Nous, susdit évêque et seigneur, rappelant à l´esprit l´exposé entendu des parties, nous décidons que les dits biens conviennent le mieux à l´estimée communauté des Jeurs et qu´ils leur sont beaucoup plus commodes et utiles qu´aux autres communautés de la dite noble bourgeoisie, beaucoup éloignées, ayant invoqué plus tôt l´aide de la puissance divine, d´où procède tout vrai et droit jugement ; et les biens suivants, à savoir une pièce de pré, ?? et ?? sise sur le territoire des Jeurs au lieu dit en l´île (en l´isla), soit en bas de Belle Combe (Pulchra Combaz), en langue vulgaire en Belle Combe d´avoz (en Bella Combaz d´avoz), à côté de l´Eau-Noire (Aquam Nigram) en bas, des pâturages communaux de Vallorcine ou des terres savoyardes à la limite intercalée des deux états à l´ouest. De même, une pièce de magalis sise sur le même territoire au lieu dit aux Cracaux (au Cracaux). De même, une autre pièce de magalis sise en haut de Belle Combe (Bella Combaz). De même, trois petites pièces de pré sises au Molard (au Molard) incluses dans les pièces des particuliers, à côté de leurs confins, avec les bâtiments qui s´y trouvent, fonds, droits, toutes et chacunes de leurs entrées et sorties : nous les adjugeons aux hommes de la communauté des Jeurs, mandant que la dite communauté ait à dégager en compensation ou frais dans la délimitation, et en promptes pécunes, la somme de quarante écus de petit poids, et de s´en acquitter complètement auprès de leur procureur éminent seigneur banneret Ganioz, notre lieutenant, moyennant quoi nous espérons que sera consolidée la paix entre les parties rivales, les dépenses ça et là ayant été compensées.

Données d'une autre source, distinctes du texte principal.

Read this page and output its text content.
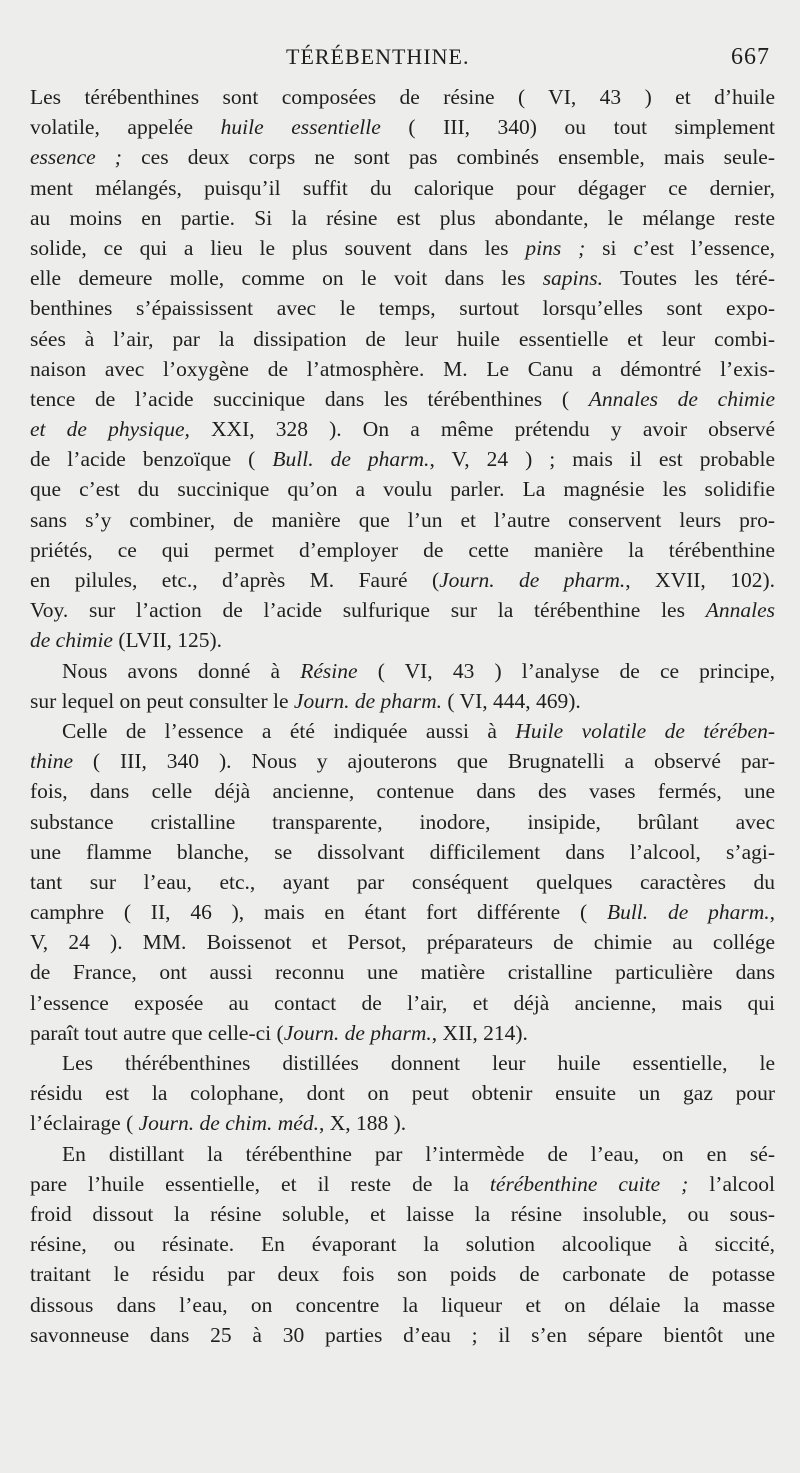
TÉRÉBENTHINE.	667
Les térébenthines sont composées de résine ( VI, 43 ) et d’huile
volatile, appelée huile essentielle ( III, 340) ou tout simplement
essence ; ces deux corps ne sont pas combinés ensemble, mais seule-
ment mélangés, puisqu’il suffit du calorique pour dégager ce dernier,
au moins en partie. Si la résine est plus abondante, le mélange reste
solide, ce qui a lieu le plus souvent dans les pins ; si c’est l’essence,
elle demeure molle, comme on le voit dans les sapins. Toutes les téré-
benthines s’épaississent avec le temps, surtout lorsqu’elles sont expo-
sées à l’air, par la dissipation de leur huile essentielle et leur combi-
naison avec l’oxygène de l’atmosphère. M. Le Canu a démontré l’exis-
tence de l’acide succinique dans les térébenthines ( Annales de chimie
et de physique, XXI, 328 ). On a même prétendu y avoir observé
de l’acide benzoïque ( Bull. de pharm., V, 24 ) ; mais il est probable
que c’est du succinique qu’on a voulu parler. La magnésie les solidifie
sans s’y combiner, de manière que l’un et l’autre conservent leurs pro-
priétés, ce qui permet d’employer de cette manière la térébenthine
en pilules, etc., d’après M. Fauré (Journ. de pharm., XVII, 102).
Voy. sur l’action de l’acide sulfurique sur la térébenthine les Annales
de chimie (LVII, 125).
Nous avons donné à Résine ( VI, 43 ) l’analyse de ce principe,
sur lequel on peut consulter le Journ. de pharm. ( VI, 444, 469).
Celle de l’essence a été indiquée aussi à Huile volatile de térében-
thine ( III, 340 ). Nous y ajouterons que Brugnatelli a observé par-
fois, dans celle déjà ancienne, contenue dans des vases fermés, une
substance cristalline transparente, inodore, insipide, brûlant avec
une flamme blanche, se dissolvant difficilement dans l’alcool, s’agi-
tant sur l’eau, etc., ayant par conséquent quelques caractères du
camphre ( II, 46 ), mais en étant fort différente ( Bull. de pharm.,
V, 24 ). MM. Boissenot et Persot, préparateurs de chimie au collége
de France, ont aussi reconnu une matière cristalline particulière dans
l’essence exposée au contact de l’air, et déjà ancienne, mais qui
paraît tout autre que celle-ci (Journ. de pharm., XII, 214).
Les thérébenthines distillées donnent leur huile essentielle, le
résidu est la colophane, dont on peut obtenir ensuite un gaz pour
l’éclairage ( Journ. de chim. méd., X, 188 ).
En distillant la térébenthine par l’intermède de l’eau, on en sé-
pare l’huile essentielle, et il reste de la térébenthine cuite ; l’alcool
froid dissout la résine soluble, et laisse la résine insoluble, ou sous-
résine, ou résinate. En évaporant la solution alcoolique à siccité,
traitant le résidu par deux fois son poids de carbonate de potasse
dissous dans l’eau, on concentre la liqueur et on délaie la masse
savonneuse dans 25 à 30 parties d’eau ; il s’en sépare bientôt une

Donné notre décret à Martigny (Martigniaci) dans la demeure du susdit seigneur notre lieutenant, le premier jour du mois de novembre de l´année sept cent quarante neuf après le millénaire.

Du décret du susdit révérendissime et illustrissime évêque de Sion.

In quorum.

Jacques Charuet (Jacobus Charuet), secrétaire de la cour épiscopale.



[1] Jean-Joseph-Arnold Blatter, évêque de Sion de 1734 à 1752.